Which leads to the ultimate philosophical question of this whole deep dive. The Keating Test.
We all know the Turing Test, which just asks if a machine can fool you into thinking it's human.
But the Keating Test asks something much harder. The Keating Test asks, can an artificial
intelligence experience a happiest thought? Can it conceptualize something entirely novel?
Like Einstein. Einstein famously had what he called his happiest thought when he suddenly
realized that a person in free fall wouldn't feel their own weight, which was the conceptual leap
that led to the general theory of relativity. Precisely. And to understand why AI cannot pass the
Keating Test, you have to look at the mechanics of how large language models actually work.
Right. How are they built? They're probabilistic engines. They predict the next word in a sequence
based entirely on mountains of existing data. They are phenomenal at solving what we call
well-posed problems. Questions that already have an answer hidden somewhere in the historical
data. They just connect the dots faster than we can. But Einstein's happiest thought wasn't
connecting existing dots. It was a leap into the complete unknown. Exactly. That is an ill-posed
problem. It's a situation where the answers have run out that data doesn't exist yet,
and you don't even know what the next question should be. An LLM cannot generate a truly novel thought.

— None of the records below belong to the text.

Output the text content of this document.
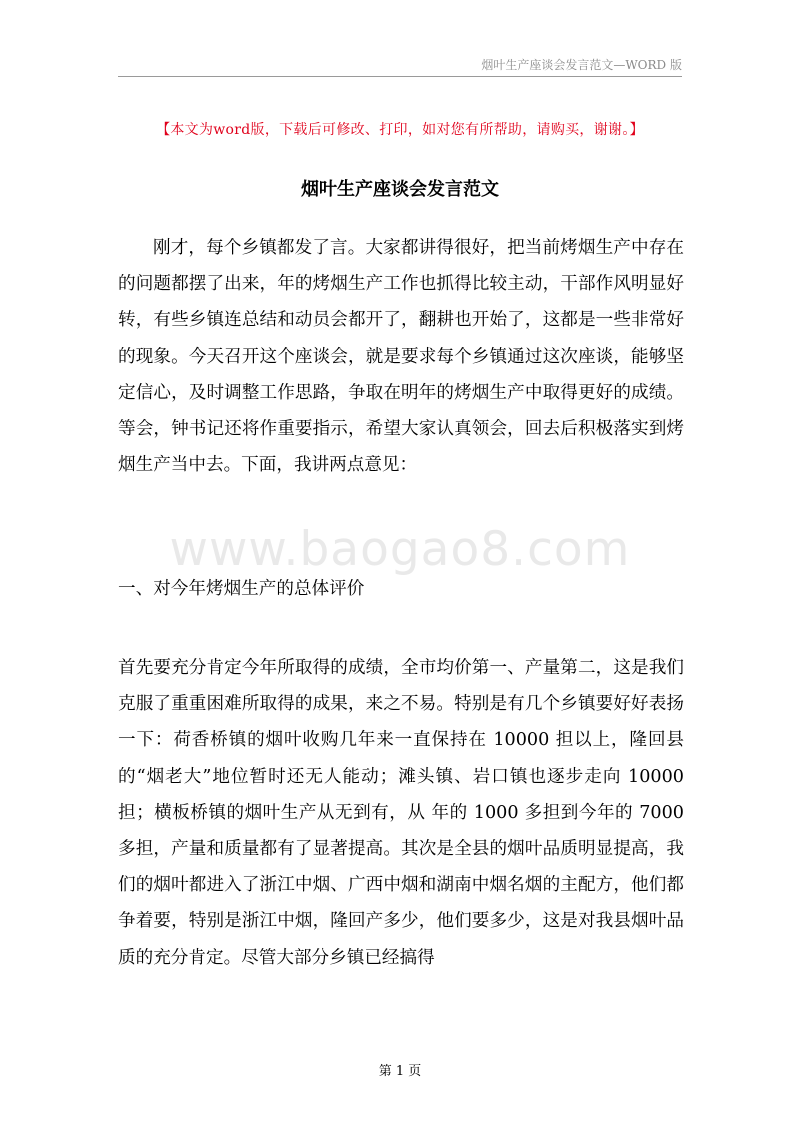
烟叶生产座谈会发言范文—WORD 版
【本文为word版，下载后可修改、打印，如对您有所帮助，请购买，谢谢。】
烟叶生产座谈会发言范文
刚才，每个乡镇都发了言。大家都讲得很好，把当前烤烟生产中存在的问题都摆了出来，年的烤烟生产工作也抓得比较主动，干部作风明显好转，有些乡镇连总结和动员会都开了，翻耕也开始了，这都是一些非常好的现象。今天召开这个座谈会，就是要求每个乡镇通过这次座谈，能够坚定信心，及时调整工作思路，争取在明年的烤烟生产中取得更好的成绩。等会，钟书记还将作重要指示，希望大家认真领会，回去后积极落实到烤烟生产当中去。下面，我讲两点意见：
www.baogao8.com
一、对今年烤烟生产的总体评价
首先要充分肯定今年所取得的成绩，全市均价第一、产量第二，这是我们克服了重重困难所取得的成果，来之不易。特别是有几个乡镇要好好表扬一下：荷香桥镇的烟叶收购几年来一直保持在 10000 担以上，隆回县的“烟老大”地位暂时还无人能动；滩头镇、岩口镇也逐步走向 10000 担；横板桥镇的烟叶生产从无到有，从 年的 1000 多担到今年的 7000 多担，产量和质量都有了显著提高。其次是全县的烟叶品质明显提高，我们的烟叶都进入了浙江中烟、广西中烟和湖南中烟名烟的主配方，他们都争着要，特别是浙江中烟，隆回产多少，他们要多少，这是对我县烟叶品质的充分肯定。尽管大部分乡镇已经搞得
第 1 页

Because there is no training data for something that hasn't been thought yet. Yeah.
AI knows everything, but it understands absolutely nothing. It cannot solve the ill-posed problem.

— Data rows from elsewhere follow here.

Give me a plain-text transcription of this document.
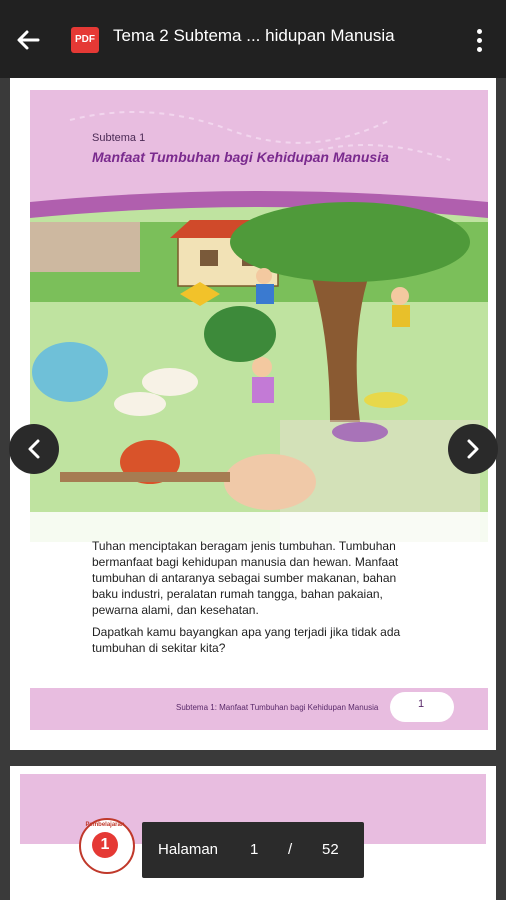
PDF Tema 2 Subtema ... hidupan Manusia
Subtema 1
Manfaat Tumbuhan bagi Kehidupan Manusia

Tuhan menciptakan beragam jenis tumbuhan. Tumbuhan bermanfaat bagi kehidupan manusia dan hewan. Manfaat tumbuhan di antaranya sebagai sumber makanan, bahan baku industri, peralatan rumah tangga, bahan pakaian, pewarna alami, dan kesehatan.

Dapatkah kamu bayangkan apa yang terjadi jika tidak ada tumbuhan di sekitar kita?

Subtema 1: Manfaat Tumbuhan bagi Kehidupan Manusia	1
Pembelajaran
1	Halaman 1 / 52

So I want to pose a direct question to you listening to this right now. When was the last time you
asked an AI to do something and then deliberately tried to outsmart it? When was the last time you let
your check engine light come on and actually felt the friction of trying to solve a problem without
a safety net? Or are we all just zombie walking our way into a future where we never have to experience
the friction of thinking again? It really is the defining question of our time.
To wrap this up, the core lesson we are taking away from this deep dive isn't that we need to fear
AI or smash the servers or refuse to use these tools. It's that we need to fiercely protect and
cultivate the things that make us human. We have to protect our resilience. We have to protect
our biology's need to learn from those oh shit prediction errors. And most importantly,
we have to protect our capacity to tackle the unknown. I'll leave you with one final thought to
mull over, building right on that concept of well-posed versus ill-posed problems. If AI is destined
to eventually automate and solve every well-posed problem in the world, every single question that
already has a factual answer, then your value as a human being is entirely tied up in the unknown.
The messy stuff. The friction. Yes. So ask yourself, what is the biggest ill-posed problem in your
life right now? What is the one messy, unpredictable, beautifully complex human challenge you're facing
that no machine no matter how much data it has could ever calculate? Because whatever that is,
that is exactly where your true purpose lies. Take that thought with you into your day. Find your
ill-posed problems. Don't just hire the machine to lift the weight for you. Step up to the bar,
let the AI be your spotter and field of friction. Keep exploring and we will catch you on the next deep dive.